Earlier this month, the Scottish and Welsh Governments – who are responsible for public health in their nations – jointly called on the UK Government to end its opposition to a comprehensive waiver.

Today, the People’s Vaccine Alliance says the EU, UK, US and Switzerland have blocked the action needed at the WTO – with the UK ‘twisting the knife’ in the negotiations.

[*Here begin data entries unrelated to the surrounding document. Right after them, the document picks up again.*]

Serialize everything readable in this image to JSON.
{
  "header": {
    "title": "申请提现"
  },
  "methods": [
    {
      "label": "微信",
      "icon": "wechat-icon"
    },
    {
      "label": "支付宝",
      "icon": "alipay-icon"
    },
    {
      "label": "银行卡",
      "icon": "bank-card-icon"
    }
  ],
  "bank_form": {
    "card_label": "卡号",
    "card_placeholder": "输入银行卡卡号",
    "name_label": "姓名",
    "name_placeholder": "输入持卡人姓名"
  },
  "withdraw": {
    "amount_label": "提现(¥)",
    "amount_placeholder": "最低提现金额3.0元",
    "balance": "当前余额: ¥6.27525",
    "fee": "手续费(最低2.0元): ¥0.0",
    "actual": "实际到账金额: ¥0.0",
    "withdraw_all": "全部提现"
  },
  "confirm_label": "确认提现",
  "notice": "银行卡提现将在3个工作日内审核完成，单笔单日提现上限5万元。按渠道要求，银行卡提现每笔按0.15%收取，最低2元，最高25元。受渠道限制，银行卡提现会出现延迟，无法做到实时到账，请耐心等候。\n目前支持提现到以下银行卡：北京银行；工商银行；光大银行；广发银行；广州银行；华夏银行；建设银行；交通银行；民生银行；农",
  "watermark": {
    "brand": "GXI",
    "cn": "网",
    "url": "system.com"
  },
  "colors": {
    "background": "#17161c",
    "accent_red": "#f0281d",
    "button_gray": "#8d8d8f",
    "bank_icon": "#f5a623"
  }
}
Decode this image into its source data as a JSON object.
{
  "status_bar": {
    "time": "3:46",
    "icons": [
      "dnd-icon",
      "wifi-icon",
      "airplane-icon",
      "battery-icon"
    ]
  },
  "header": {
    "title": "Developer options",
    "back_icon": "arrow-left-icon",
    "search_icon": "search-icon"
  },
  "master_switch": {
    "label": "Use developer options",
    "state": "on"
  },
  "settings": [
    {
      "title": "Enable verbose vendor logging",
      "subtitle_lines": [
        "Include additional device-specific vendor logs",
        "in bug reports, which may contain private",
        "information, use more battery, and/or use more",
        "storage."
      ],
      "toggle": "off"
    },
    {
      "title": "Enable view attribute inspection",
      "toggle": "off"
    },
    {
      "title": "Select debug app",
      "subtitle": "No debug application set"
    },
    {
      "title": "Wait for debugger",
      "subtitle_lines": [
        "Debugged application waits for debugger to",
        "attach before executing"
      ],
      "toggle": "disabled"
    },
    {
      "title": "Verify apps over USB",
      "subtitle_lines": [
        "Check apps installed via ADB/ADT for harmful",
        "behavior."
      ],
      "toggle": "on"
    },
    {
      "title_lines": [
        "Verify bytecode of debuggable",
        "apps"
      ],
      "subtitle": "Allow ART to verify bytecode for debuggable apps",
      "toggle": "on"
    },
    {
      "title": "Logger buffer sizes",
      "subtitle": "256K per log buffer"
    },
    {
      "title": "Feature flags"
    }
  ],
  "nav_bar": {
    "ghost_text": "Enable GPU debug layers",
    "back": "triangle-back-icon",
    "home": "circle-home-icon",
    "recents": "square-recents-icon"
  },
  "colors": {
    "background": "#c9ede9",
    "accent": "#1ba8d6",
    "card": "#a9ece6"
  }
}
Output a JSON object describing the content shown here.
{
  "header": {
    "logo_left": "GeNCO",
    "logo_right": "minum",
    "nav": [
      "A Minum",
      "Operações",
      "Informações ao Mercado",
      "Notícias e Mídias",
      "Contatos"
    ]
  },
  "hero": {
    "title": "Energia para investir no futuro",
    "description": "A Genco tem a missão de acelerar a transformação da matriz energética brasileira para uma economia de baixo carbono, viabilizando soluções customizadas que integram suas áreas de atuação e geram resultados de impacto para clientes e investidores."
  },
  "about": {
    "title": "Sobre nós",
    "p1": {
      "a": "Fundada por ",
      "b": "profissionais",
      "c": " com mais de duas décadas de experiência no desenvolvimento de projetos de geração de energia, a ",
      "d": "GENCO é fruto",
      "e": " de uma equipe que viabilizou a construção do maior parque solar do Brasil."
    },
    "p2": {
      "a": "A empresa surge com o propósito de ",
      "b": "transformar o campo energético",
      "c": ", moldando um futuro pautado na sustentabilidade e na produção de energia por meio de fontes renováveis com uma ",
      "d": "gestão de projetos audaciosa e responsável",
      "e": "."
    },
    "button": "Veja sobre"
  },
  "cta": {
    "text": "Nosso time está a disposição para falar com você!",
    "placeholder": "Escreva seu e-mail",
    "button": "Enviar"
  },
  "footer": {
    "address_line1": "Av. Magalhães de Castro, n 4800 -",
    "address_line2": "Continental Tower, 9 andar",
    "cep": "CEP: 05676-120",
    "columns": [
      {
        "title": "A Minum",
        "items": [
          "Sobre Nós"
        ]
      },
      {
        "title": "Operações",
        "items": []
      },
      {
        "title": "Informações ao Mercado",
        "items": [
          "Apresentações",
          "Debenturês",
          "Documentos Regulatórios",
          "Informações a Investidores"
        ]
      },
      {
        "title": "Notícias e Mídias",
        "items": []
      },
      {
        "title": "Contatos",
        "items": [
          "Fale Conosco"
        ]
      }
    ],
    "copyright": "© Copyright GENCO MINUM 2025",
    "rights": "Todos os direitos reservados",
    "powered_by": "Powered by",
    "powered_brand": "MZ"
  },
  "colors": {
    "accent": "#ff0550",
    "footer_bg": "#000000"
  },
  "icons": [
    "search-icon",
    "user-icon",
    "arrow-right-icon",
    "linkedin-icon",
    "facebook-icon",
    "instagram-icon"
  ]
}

It comes amid estimates that less than 18% of people in low-income countries having now received at least one dose of a vaccine.

Responding to the deal, Max Lawson, Co-Chair of the People’s Vaccine Alliance and Head of Inequality Policy at Oxfam, said:

“This is absolutely not the broad intellectual property waiver the world desperately needs to ensure access to vaccines and treatments for everyone, everywhere. The EU, UK, US, and Switzerland blocked that text.

“This so-called compromise largely reiterates developing countries’ existing rights to override patents in certain circumstances. And it tries to restrict even that limited right to countries which do not already have capacity to produce COVID-19 vaccines.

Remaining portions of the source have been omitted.